Tumor invades anterior orbital contents, skin of cheek, pterygoid plates, infratemporal fossa, cribriform plate, or sphenoid or frontal sinuses.
T4b Very advanced local disease.
Tumor invades any of the following: orbital apex, dura, brain, middle cranial fossa, cranial nerves other than maxillary division of trigeminal nerve (V2), nasopharynx, or clivus.
Nasal Cavity and Ethmoid Sinus
T1 Tumor restricted to any one subsite, with or without bony invasion.
T2 Tumor invading two subsites in a single region or extending to involve an adjacent region within the nasoethmoidal complex, with or without bony invasion.
T3 Tumor extends to invade the medial wall or floor of the orbit, maxillary sinus, palate, or cribriform plate.
T4a Moderately advanced local disease.
Tumor invades any of the following: anterior orbital contents, skin of nose or cheek, minimal extension to anterior cranial fossa, pterygoid plates, or sphenoid or frontal sinuses.
T4b Very advanced local disease.
Tumor invades any of the following: orbital apex, dura, brain, middle cranial fossa, cranial nerves other than (V2), nasopharynx, or clivus.
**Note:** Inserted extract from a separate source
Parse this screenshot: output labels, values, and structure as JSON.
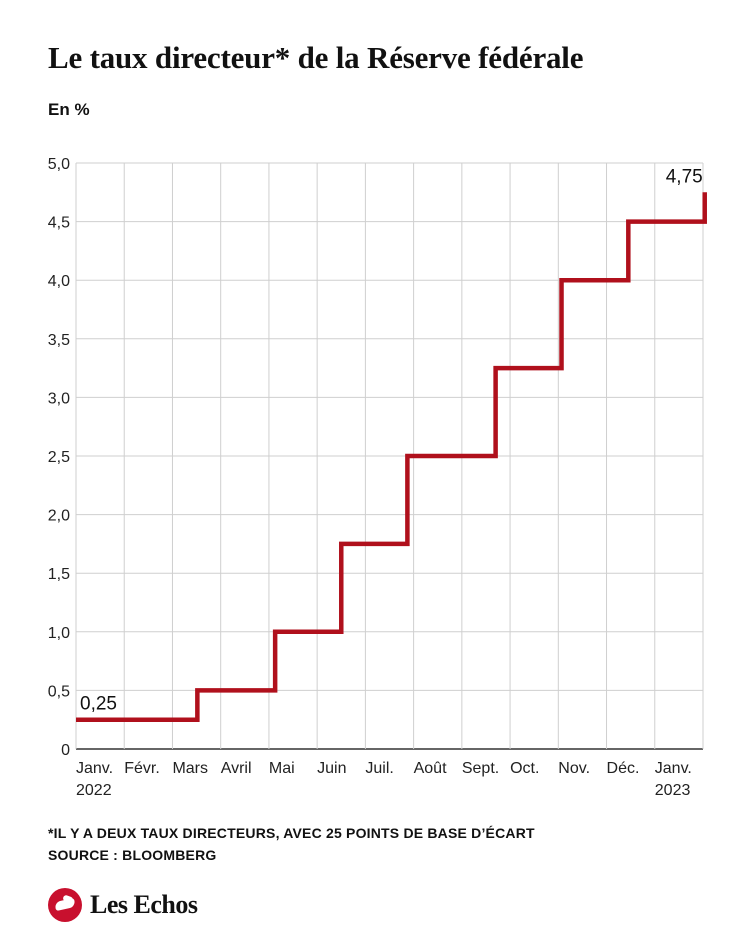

Table 2. Regional Lymph Nodes(N)a
aReprinted with permission from AJCC: Paranasal sinus and nasal cavity. In: Edge SB, Byrd DR, Compton CC, et al., eds.: AJCC Cancer Staging Manual. 7th ed. New York, NY: Springer, 2010, pp 69-78.
NX Regional lymph nodes cannot be assessed.
N0 No regional lymph node metastasis.
N1 Metastasis in a single ipsilateral lymph node, ≤3 cm in greatest dimension.
N2 Metastasis in a single ipsilateral lymph node, >3 cm but ≤6 cm in greatest dimension, or metastases in multiple ipsilateral lymph nodes, ≤6 cm in greatest dimension, or in bilateral or contralateral lymph nodes, ≤6 cm in greatest dimension.
N2a Metastasis in a single ipsilateral lymph node, >3 cm but ≤6 cm in greatest dimension.
N2b Metastases in multiple ipsilateral lymph nodes, ≤6 cm in greatest dimension.
N2c Metastases in bilateral or contralateral lymph nodes, ≤6 cm in greatest dimension.
N3 Metastasis in a lymph node, >6 cm in greatest dimension.
Table 3. Distant Metastasis (M)a
aReprinted with permission from AJCC: Paranasal sinus and nasal cavity. In: Edge SB, Byrd DR, Compton CC, et al., eds.: AJCC Cancer Staging Manual. 7th ed. New York, NY: Springer, 2010, pp 69-78.
M0 No distant metastasis.
M1 Distant metastasis.
Table 4. Anatomic Stage/Prognostic Groupsa
Stage T N M
aReprinted with permission from AJCC: Paranasal sinus and nasal cavity. In: Edge SB, Byrd DR, Compton CC, et al., eds.: AJCC Cancer Staging Manual. 7th ed. New York, NY: Springer, 2010, pp 69-78.
0 Tis N0 M0
I T1 N0 M0
II T2 N0 M0
III T3 N0 M0
T1 N1 M0
T2 N1 M0
T3 N1 M0
IVA T4a N0 M0
T4a N1 M0
T1 N2 M0
T2 N2 M0
T3 N2 M0
T4a N2 M0
IVB T4b Any N M0
Any T N3 M0
IVC Any T Any N M1

References

  1. Mendenhall WM, Werning JW, Pfister DG: Treatment of head and neck cancer. In: DeVita VT Jr, Lawrence TS, Rosenberg SA: Cancer: Principles and Practice of Oncology. 9th ed. Philadelphia, Pa: Lippincott Williams & Wilkins, 2011, pp 729-80.
  2. Laramore GE, ed.: Radiation Therapy of Head and Neck Cancer. Berlin: Springer-Verlag, 1989.
  3. Nasal cavity and paranasal sinuses. In: Edge SB, Byrd DR, Compton CC, et al., eds.: AJCC Cancer Staging Manual. 7th ed. New York, NY: Springer, 2010, pp 69-78.